From Prime Minister Justin Trudeau to Premier Doug Ford, this is what they plan to do.
But Toronto Councillor Brad Bradford took a different approach by putting forward a motion which calls for city council on Tuesday to “offer urgent relief to nearly 3,500 industrial businesses across the city by providing an immediate 25% property tax reduction, an average savings of more than $10,000 per business. “
Said Bradford: “Workers and business leaders are worried, and they deserve more than words of encouragement – they deserve action. That is why I am asking my fellow councillors and the mayor to stand with me (on Tuesday) and take real action to protect Toronto jobs.”
Nelson said he appreciates what Bradford is doing, saying “it all helps.”
It’s constructive and problem-solving — unlike Trudeau who is hamming it up at an AI conference with President Emmanuel Macron in France, or MP Chrystia Freeland and NDP Leader Jagmeet Singh who issue threats without any authority to implement them.

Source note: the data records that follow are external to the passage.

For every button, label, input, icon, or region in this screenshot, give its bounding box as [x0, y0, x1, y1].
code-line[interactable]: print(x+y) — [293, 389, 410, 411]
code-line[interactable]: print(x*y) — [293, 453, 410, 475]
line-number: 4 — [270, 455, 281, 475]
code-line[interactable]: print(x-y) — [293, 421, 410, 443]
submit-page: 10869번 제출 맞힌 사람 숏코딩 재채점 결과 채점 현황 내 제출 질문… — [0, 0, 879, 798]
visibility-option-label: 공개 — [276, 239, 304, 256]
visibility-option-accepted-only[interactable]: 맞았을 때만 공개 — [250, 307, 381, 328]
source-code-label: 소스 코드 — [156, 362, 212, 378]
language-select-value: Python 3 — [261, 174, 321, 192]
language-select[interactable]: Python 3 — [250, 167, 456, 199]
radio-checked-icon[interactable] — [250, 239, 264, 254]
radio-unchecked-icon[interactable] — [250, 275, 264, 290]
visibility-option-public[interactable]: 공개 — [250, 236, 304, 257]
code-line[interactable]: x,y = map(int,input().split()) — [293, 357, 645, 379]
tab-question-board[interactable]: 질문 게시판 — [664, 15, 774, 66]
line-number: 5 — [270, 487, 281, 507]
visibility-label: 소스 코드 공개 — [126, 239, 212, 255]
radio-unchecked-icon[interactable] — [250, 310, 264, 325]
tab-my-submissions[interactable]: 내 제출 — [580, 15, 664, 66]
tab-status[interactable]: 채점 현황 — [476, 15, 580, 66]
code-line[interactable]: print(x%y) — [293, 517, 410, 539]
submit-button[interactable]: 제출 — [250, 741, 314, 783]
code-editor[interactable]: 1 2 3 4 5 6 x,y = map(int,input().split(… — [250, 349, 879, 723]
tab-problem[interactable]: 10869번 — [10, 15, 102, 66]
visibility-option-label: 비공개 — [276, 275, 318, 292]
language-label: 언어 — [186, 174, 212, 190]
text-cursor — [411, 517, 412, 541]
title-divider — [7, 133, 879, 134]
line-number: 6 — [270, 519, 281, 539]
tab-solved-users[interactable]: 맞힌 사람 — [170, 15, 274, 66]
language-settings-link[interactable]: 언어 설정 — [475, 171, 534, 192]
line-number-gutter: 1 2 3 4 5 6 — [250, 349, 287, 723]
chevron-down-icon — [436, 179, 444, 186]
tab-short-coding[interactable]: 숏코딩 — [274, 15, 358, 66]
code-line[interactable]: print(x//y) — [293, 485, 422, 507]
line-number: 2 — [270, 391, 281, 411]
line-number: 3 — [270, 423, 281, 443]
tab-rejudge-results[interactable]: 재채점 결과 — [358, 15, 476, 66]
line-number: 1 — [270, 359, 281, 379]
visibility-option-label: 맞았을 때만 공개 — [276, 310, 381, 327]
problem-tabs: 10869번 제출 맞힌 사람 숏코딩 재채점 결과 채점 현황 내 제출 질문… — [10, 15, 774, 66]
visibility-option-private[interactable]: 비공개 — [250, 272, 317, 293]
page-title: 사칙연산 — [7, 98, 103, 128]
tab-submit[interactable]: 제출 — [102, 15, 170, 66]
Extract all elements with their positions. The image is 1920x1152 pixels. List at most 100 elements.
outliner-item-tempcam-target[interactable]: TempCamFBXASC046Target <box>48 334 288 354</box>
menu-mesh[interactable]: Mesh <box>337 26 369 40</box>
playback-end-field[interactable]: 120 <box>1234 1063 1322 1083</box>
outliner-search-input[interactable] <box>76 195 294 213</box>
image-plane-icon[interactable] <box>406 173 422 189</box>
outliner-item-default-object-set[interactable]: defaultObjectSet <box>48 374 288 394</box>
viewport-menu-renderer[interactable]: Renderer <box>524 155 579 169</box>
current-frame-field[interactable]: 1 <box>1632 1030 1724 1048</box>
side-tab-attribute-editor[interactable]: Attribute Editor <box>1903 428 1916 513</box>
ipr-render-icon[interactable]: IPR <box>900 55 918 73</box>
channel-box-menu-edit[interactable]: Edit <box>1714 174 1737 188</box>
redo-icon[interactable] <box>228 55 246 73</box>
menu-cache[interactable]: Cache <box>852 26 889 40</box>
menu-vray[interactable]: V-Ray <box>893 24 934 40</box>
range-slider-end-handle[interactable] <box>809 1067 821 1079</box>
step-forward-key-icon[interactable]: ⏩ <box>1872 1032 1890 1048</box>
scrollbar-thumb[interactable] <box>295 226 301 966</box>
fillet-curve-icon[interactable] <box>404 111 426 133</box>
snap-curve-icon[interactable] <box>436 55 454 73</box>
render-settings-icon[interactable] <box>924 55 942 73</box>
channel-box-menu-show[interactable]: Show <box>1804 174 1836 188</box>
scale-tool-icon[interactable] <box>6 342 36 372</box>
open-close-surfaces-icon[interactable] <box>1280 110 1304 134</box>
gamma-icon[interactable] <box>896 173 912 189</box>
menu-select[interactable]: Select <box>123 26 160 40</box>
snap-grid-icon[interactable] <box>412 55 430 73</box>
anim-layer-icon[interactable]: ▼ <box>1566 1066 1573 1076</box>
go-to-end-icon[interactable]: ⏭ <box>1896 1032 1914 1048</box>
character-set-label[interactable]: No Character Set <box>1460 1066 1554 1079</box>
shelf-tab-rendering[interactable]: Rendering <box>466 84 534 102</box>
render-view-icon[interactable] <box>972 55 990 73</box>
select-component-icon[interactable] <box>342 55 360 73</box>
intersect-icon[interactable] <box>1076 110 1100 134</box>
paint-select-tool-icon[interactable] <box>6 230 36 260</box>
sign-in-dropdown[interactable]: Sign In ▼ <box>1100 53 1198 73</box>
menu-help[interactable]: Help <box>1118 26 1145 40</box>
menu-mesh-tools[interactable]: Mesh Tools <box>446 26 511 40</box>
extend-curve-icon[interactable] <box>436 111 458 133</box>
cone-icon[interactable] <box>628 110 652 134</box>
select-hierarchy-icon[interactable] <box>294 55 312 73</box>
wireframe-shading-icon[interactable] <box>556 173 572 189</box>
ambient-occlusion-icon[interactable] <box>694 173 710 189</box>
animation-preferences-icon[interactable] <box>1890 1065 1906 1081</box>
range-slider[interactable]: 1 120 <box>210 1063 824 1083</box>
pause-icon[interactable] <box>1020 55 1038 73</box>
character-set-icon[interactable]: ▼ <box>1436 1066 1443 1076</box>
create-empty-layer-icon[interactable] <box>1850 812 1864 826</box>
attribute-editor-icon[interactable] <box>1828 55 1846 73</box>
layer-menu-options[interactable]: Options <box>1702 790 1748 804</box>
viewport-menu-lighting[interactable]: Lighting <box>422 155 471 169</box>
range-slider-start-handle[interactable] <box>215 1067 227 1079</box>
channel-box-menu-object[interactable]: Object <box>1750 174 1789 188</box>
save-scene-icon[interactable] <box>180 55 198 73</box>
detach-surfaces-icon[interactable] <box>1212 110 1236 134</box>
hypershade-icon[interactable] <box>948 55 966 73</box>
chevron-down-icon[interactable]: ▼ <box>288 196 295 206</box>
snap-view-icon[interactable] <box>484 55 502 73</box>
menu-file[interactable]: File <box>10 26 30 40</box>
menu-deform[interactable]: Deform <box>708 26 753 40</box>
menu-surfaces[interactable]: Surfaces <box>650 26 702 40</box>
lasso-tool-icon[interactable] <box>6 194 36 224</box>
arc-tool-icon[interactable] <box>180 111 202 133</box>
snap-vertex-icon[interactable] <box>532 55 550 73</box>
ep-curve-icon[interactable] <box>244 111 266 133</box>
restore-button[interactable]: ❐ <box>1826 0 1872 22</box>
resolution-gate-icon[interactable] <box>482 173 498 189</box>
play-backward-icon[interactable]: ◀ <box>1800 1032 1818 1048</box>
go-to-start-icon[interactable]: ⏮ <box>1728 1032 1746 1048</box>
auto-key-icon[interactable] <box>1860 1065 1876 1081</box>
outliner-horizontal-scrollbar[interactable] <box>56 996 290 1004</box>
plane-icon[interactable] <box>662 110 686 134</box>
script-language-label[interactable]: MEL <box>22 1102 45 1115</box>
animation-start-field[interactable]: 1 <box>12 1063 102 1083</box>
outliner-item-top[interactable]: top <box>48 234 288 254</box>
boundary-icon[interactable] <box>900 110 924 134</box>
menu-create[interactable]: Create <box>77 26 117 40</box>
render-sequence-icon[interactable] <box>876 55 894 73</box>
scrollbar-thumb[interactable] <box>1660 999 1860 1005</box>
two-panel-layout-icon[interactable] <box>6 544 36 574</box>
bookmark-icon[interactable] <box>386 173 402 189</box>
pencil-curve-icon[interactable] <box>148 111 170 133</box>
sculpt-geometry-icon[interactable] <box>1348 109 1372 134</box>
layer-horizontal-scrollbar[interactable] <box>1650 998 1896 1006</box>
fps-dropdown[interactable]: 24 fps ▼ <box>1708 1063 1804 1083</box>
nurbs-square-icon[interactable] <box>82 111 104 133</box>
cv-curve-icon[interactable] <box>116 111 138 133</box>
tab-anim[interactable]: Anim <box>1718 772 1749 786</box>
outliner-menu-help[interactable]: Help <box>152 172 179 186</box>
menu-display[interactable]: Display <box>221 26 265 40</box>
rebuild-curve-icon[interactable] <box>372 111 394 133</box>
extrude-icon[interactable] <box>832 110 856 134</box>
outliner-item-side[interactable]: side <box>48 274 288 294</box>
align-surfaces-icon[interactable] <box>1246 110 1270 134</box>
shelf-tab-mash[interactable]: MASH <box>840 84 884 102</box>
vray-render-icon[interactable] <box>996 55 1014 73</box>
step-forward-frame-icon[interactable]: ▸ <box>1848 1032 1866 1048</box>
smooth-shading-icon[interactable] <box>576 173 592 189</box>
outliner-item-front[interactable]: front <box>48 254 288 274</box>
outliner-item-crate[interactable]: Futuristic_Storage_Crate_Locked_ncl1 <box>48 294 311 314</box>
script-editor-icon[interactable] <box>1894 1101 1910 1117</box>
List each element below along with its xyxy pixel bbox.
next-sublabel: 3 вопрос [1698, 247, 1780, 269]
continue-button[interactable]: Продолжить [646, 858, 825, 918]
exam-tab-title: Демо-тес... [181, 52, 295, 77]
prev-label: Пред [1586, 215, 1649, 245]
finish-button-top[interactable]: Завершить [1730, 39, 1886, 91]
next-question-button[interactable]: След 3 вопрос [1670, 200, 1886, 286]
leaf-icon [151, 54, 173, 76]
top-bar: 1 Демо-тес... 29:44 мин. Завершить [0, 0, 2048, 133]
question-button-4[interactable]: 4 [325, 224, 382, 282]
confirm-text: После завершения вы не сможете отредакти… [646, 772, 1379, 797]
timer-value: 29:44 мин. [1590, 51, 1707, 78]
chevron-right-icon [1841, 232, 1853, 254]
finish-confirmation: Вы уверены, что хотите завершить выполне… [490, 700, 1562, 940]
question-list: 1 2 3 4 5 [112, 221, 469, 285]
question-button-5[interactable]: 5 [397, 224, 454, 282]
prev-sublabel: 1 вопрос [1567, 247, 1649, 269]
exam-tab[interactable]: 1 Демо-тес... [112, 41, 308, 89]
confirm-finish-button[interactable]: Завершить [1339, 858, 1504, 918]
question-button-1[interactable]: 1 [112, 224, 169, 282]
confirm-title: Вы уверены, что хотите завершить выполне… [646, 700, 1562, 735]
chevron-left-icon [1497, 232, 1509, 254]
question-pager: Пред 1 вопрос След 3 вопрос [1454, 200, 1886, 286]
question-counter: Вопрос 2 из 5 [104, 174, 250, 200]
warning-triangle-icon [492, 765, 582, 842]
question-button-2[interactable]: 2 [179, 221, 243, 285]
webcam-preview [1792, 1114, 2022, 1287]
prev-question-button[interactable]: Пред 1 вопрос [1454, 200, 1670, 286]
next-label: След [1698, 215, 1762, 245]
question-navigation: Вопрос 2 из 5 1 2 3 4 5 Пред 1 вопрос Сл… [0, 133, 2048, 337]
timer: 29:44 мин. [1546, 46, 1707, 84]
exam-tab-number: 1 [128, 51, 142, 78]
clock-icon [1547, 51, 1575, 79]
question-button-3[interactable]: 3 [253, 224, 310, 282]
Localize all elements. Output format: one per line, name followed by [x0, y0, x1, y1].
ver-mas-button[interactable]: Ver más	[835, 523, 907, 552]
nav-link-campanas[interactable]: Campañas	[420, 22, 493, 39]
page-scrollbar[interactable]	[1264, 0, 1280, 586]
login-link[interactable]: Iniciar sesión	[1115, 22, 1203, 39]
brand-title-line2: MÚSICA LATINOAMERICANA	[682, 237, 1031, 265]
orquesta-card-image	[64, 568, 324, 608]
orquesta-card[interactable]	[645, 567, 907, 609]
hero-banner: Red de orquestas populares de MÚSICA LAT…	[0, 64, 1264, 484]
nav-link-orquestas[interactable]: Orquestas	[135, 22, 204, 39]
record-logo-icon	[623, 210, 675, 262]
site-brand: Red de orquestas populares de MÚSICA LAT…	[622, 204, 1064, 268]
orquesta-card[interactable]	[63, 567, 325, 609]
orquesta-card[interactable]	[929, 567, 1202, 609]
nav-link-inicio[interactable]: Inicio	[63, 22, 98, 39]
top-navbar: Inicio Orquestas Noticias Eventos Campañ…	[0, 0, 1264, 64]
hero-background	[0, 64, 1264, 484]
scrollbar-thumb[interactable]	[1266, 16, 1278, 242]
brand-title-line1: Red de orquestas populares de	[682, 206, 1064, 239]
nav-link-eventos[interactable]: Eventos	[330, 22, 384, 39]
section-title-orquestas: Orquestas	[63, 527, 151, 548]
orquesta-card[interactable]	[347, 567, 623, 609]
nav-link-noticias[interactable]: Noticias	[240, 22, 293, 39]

The best advice would be for the politicians to get back from the Arctic or Paris or the campaign trail, recall Parliament and the legislature, and get back to work with all hands on deck to address a problem that could destroy the Canadian and American economies.
No one should forget that while Canada has 13 steel plants, China has several hundred that don’t have to follow as strict environmental rules. If, thanks to tariffs, the steel Canada makes with materials from American mines becomes too expensive to produce and get to market, take a guess who will come in and fill that void?